In the rush of preparing everything, including checks for the rent, we tried to take a little time to speak to each person or family. Bernabé has bed sores worsened by being in a wheel chair all the time and having a bad mattress. We hoped that the new mattress we helped him obtain several months ago was helping. One of the Parkinson’s patients wept as we told of falling as he tried to come to Casa Juan Diego, unable to get up off the sidewalk. People walked past him, ignoring him. One woman told him he was faking. Then he told us he had recently been approved for MetroLift, but he thought it could not bring him to Casa  Juan Diego, only to the hospital for appointments. We assured him that it would bring him here more safely.

We were glad we had been able to go to the pharmacy to pick up the prescription medicine yesterday. When Cesar came to pick up his pain medicine the day before, he had wept because it was not here yet. Today he received it.

One patient who is dying of liver cancer is doing a little bit better after treatment. Mr. Garcia cares for his son day and night and cannot cook very well. We try to find some things he can prepare easily His adult son was working on a car when the jack slipped and he didn’t receive enough oxygen for a while. Now he is bedridden and can only communicate a little by groaning. A young couple with two little children told their recent story. The father of the family was working on a roof and fell.

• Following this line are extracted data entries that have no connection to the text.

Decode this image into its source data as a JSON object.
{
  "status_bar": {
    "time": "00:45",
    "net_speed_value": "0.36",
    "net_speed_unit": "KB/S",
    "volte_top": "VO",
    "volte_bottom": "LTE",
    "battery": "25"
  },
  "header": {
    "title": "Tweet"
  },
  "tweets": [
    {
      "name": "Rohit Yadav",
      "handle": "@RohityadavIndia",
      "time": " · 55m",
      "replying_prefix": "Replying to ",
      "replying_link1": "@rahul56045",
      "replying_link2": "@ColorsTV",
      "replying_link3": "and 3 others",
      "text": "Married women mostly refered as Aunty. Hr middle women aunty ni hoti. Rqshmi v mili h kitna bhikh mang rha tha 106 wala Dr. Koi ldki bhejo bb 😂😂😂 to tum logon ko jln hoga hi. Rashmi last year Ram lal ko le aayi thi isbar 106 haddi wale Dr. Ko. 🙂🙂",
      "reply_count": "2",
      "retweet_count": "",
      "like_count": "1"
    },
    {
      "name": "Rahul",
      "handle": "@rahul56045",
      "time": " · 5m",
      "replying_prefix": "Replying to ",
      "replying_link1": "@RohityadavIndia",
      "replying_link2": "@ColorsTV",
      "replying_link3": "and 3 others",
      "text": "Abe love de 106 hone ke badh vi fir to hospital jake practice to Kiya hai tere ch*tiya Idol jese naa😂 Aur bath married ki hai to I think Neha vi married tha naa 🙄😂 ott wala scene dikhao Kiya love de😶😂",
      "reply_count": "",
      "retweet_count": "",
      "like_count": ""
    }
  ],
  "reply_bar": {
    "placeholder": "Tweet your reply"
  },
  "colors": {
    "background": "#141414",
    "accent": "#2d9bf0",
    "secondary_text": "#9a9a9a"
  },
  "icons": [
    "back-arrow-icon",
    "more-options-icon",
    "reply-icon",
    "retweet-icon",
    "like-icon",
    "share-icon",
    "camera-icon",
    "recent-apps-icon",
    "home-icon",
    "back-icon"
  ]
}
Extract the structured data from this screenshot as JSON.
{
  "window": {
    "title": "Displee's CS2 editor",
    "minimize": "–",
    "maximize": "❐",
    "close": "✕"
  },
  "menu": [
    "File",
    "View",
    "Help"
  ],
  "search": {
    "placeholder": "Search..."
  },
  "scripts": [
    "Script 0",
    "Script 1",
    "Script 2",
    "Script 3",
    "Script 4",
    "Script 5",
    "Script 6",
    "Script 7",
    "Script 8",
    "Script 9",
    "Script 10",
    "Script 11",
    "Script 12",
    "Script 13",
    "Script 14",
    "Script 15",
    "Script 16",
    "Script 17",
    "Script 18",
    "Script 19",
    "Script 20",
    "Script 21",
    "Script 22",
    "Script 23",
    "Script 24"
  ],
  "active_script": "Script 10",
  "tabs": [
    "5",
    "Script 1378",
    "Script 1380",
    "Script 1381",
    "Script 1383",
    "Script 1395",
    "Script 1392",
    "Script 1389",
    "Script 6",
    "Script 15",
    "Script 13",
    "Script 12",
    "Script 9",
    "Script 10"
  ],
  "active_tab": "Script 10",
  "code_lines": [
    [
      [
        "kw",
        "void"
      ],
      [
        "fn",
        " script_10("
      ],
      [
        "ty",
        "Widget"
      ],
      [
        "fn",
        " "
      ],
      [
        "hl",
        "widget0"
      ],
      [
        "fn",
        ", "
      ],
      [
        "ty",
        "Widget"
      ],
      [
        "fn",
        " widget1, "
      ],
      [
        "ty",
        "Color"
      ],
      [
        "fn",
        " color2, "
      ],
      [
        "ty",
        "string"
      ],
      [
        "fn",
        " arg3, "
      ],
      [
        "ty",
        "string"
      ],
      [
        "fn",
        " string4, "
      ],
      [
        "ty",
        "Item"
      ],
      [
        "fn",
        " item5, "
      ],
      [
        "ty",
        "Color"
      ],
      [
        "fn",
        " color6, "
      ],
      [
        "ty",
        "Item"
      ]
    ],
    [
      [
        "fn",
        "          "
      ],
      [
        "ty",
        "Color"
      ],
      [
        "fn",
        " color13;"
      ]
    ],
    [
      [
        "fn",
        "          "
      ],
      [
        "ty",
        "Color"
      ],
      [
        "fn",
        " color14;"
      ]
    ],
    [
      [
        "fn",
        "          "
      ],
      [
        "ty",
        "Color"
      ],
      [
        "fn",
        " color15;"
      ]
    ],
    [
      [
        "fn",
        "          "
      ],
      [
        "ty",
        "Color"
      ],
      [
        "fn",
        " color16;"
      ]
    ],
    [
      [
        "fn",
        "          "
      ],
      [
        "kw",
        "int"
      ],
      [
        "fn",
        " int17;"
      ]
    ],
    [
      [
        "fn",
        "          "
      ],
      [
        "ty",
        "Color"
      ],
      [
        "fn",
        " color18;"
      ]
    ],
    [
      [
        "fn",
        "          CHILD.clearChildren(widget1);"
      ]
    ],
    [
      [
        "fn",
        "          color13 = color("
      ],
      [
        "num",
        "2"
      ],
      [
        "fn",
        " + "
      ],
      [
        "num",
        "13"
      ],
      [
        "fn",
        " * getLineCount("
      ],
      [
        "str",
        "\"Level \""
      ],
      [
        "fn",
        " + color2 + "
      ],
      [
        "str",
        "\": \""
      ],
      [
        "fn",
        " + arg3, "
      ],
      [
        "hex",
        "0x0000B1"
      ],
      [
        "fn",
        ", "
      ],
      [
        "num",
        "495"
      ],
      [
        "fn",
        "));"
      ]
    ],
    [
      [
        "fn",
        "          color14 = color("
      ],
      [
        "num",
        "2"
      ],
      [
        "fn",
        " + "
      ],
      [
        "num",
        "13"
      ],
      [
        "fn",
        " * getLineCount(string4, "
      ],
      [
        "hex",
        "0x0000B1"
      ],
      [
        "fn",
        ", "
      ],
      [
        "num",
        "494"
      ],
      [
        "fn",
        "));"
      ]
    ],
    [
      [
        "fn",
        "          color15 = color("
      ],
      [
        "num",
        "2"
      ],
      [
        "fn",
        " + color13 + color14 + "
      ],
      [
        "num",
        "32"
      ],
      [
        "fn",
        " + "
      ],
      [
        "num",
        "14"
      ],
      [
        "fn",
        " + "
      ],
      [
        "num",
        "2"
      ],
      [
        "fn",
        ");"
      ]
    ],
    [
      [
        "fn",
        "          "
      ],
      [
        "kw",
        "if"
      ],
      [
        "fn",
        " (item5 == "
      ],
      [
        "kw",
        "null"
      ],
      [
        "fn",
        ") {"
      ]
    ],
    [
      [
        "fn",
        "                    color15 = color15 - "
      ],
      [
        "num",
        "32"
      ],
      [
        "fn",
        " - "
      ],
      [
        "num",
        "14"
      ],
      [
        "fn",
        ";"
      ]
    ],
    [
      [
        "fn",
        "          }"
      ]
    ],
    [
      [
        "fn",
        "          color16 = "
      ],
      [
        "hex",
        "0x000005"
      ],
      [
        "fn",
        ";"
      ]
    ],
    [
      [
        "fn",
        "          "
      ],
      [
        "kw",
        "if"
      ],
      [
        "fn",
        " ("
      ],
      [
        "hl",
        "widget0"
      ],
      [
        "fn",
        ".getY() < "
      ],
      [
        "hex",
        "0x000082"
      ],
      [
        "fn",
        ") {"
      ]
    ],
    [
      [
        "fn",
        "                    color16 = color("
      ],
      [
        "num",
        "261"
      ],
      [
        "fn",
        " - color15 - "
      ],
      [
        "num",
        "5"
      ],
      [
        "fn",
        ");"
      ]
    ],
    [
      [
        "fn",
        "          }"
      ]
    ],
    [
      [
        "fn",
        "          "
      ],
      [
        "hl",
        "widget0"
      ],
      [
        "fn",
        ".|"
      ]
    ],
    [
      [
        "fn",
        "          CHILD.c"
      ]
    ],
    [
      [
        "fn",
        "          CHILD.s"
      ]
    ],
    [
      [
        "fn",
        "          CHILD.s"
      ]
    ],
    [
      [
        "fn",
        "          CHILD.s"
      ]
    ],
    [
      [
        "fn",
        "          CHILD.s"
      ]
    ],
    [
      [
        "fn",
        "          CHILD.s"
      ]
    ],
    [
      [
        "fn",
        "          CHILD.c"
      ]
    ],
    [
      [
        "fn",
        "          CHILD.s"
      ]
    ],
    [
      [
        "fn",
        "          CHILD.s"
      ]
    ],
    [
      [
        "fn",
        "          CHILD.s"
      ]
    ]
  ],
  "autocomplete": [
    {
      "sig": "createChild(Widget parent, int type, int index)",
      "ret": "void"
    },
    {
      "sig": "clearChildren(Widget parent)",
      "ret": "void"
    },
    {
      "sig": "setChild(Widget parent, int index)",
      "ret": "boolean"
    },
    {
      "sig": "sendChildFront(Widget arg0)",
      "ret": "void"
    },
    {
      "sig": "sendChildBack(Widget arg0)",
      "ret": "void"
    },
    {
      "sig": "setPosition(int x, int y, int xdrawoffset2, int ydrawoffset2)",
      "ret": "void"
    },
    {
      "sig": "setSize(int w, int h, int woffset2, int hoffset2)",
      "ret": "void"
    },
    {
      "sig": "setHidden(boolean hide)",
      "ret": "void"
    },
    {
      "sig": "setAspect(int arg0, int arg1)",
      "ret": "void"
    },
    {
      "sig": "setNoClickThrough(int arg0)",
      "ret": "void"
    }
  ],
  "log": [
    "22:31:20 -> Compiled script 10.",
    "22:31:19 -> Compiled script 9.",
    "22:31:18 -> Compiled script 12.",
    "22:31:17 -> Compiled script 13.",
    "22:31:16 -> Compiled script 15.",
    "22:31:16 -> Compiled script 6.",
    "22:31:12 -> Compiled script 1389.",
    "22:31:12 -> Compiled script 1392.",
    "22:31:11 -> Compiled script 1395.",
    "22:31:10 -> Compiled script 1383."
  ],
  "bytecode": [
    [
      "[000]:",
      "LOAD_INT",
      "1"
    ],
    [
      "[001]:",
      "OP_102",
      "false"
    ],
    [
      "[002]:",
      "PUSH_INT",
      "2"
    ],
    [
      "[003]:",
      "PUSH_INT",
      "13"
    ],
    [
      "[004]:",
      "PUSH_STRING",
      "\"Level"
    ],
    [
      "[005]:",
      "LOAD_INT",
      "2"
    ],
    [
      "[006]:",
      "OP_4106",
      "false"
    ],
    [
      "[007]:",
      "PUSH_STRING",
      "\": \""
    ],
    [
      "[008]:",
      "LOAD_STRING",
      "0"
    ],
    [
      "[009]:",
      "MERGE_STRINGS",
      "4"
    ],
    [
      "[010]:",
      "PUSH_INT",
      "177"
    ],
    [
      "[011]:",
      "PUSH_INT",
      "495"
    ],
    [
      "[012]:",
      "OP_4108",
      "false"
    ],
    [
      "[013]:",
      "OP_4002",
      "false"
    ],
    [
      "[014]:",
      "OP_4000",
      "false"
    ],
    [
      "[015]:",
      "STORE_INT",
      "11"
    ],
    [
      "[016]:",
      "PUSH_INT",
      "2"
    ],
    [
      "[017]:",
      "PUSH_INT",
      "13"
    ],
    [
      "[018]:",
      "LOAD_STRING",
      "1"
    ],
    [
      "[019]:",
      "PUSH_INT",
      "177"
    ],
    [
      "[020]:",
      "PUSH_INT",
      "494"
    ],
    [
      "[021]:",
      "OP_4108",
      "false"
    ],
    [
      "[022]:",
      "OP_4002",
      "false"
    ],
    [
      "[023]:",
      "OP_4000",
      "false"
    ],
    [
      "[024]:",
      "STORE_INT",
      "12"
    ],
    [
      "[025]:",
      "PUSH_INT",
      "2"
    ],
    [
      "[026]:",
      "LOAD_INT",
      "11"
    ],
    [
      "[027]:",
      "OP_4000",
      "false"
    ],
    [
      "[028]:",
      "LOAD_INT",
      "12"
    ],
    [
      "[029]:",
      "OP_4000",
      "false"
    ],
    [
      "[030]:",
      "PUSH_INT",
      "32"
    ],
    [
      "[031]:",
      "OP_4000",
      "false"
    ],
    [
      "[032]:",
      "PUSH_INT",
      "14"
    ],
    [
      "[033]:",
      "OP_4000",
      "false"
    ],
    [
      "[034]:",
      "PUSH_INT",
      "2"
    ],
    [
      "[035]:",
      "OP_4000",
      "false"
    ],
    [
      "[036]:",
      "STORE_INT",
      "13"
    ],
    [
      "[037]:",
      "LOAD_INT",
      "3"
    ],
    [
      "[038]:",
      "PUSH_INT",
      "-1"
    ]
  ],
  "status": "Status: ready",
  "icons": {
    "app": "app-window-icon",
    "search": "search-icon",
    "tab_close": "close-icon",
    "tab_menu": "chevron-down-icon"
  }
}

He is still unable to work after several surgeries. The young mother had an infection after the birth of the second baby. It got out of hand and she has just been in the hospital for twelve days while her husband cared for the two little ones as best he could, cooking for them and visiting her in the hospital.

It is not easy to stop to relate to each one while so many others are waiting for help. Someone asked us, don’t you feel good to be helping all these people? Mark replied, as he has often done in the past, “We feel tired.”

We do believe, with the eyes of faith, that it is Jesus himself whom we are helping in the poor when we do the Works of Mercy. We have to keep reminding ourselves that the wounds that people pull up their shirts or their pant legs to show us are the wounds of Jesus.

Houston Catholic Worker, Vol. XXXV, No. 3, June-August 2014.